Dispositif phare de la politique de rénovation énergétique des logements, MaPrimRénov' vient d'être cloué au pilori par la Défenseure des droits. Un rapport étrille cette aide publique, l'accusant de graves dysfonctionnements et de priver les plus modestes d'un soutien financier dont ils ont bien besoin pour améliorer leur habitat. Le budget 2023 prévoit de modifier MaPrimRénov' en ciblant davantage les rénovations globales.
Bugs et retards multiples de MaPrimRénov'
MaPrimRénov’ fait partie des toutes nouvelles aides à la rénovation, mais difficile d'invoquer un retard à l'allumage. Piloté par l'Anah (Agence nationale de l'habitat), ce dispositif public est en place depuis janvier 2020 en remplacement du CITE (Crédit d'Impôt pour la Transition Énergétique) et près de trois ans après sa mise en œuvre, les déboires s'accumulent.
Sans doute victime de son succès (plus de 1,25 million de bénéficiaires), cette aide destinée à encourager la rénovation énergétique des logements fait l'objet d'un rapport accablant de la part du Défenseur des droits, en l'occurrence la Défenseure, puisque l'institution est chapeautée par Claire Hédon depuis juillet 2020.
Dans son communiqué de presse du 17 octobre dernier, l'autorité indépendante liste les nombreux griefs portés à l'encontre de MaPrimRénov' :
- effets pervers du 100% numérique : la demande d'aide se fait obligatoirement et uniquement en ligne, via un formulaire à remplir sur la plateforme dédiée ;
- dysfonctionnements techniques récurrents
- difficultés pour modifier les éléments d'un dossier déjà déposé
- délais de traitement trop longs
- retard de versement de l'aide
- manque d'interlocuteurs
- défaut d'information.
L'obligation de passer par internet pour faire sa demande crée une "rupture d'égalité devant le service public", indique l'institution, empêchant de potentiels bénéficiaires d'y avoir accès. Les démarches administratives dématérialisées doivent rester une option pour l'usager et non une obligation. Face à la nécessité de réaliser des travaux, certains ménages ont dû contracter un prêt bancaire, alors qu'ils étaient en attente du versement de MaPrimRénov'.

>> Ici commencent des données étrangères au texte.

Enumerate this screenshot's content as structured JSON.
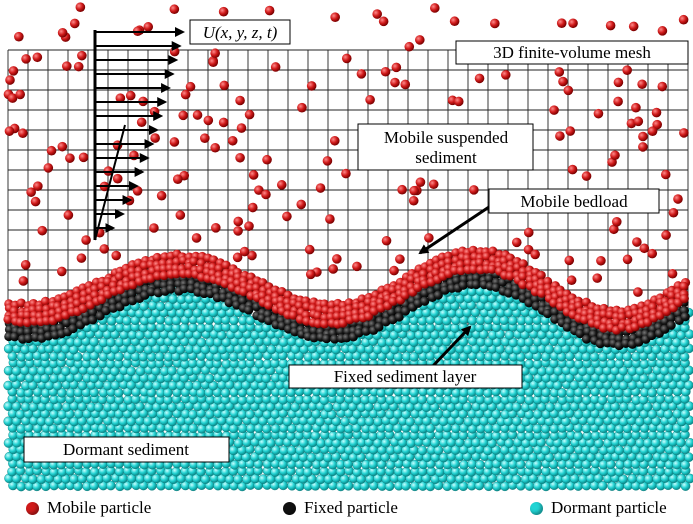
{
  "labels": {
    "velocity": "U(x, y, z, t)",
    "mesh": "3D finite-volume mesh",
    "suspended": "Mobile suspended\nsediment",
    "bedload": "Mobile bedload",
    "fixed_layer": "Fixed sediment layer",
    "dormant": "Dormant sediment"
  },
  "legend": [
    {
      "label": "Mobile particle",
      "color": "#d01a1a"
    },
    {
      "label": "Fixed particle",
      "color": "#111111"
    },
    {
      "label": "Dormant particle",
      "color": "#20d4d4"
    }
  ],
  "colors": {
    "mobile": "#d01a1a",
    "fixed": "#111111",
    "dormant": "#20d4d4"
  }
}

Les demandeurs les plus fragiles économiquement sont les premières victimes de ces anomalies, alors qu'ils sont les premiers concernés par la précarité énergétique. Beaucoup vivent dans un logement qualifié de passoire thermique. La Défenseure des droits demande à l'Anah de remédier au plus vite aux problèmes constatés et lui adresse les recommandations suivantes :
- résoudre définitivement les problèmes techniques de la plateforme
- diminuer les délais de traitement des dossiers bloqués
- améliorer l'information sur toute la procédure avec la mise en place d'interlocuteurs compétents, depuis la demande jusqu'au suivi du dossier et des réclamations
- régulariser les demandes n'ayant pu aboutir pour cause de dysfonctionnements
- mettre en place un canal ne passant pas par le portail en ligne.
Réforme de MaPrimRénov' en 2023
Baisser sa facture d’énergie grâce à la rénovation énergétique est un parcours semé d’obstacles, un constat bien dommageable alors que l’envolée du coût de l’électricité oblige les ménages à engager de gros efforts. Ce rapport de la Défenseure des droits tombe au moment même où l'Assemblée nationale vient d'adopter deux amendements au projet de loi de finances 2023 visant à revoir le dispositif MaPrimRénov'. Le but est de recentrer davantage le dispositif sur les rénovations globales au détriment des petits travaux.
Selon un rapport de la Cour des Comptes, le dispositif a permis de rénover 2 500 passoires thermiques en 2021, contre un objectif de 80 000 unités. Contre l'avis du gouvernement, qui reconnaît toutefois la faible efficacité de MaPrimRénov' sur la voie ambitieuse qu'elle s'est fixée, les députés ont voté en faveur d'un amendement déposé par les Républicains et soutenu par les autres groupes d'opposition, qui prévoit la création d'un crédit d'impôt. Cette aide viendrait compléter MaPrimRénov', sans modifier le dispositif existant. Il appartient à l'exécutif d'inclure ou non cet amendement dans la version du PLF 2023 qui sera soumise à la procédure du 49-3.
À noter que la supervision d'un accompagnateur Rénov' sera obligatoire à compter de septembre 2023 pour effectuer une demande MaPrimRnov'. Cela permettra de faciliter l'accès au financement et la nature de travaux à réaliser, tout en guidant leur organisation.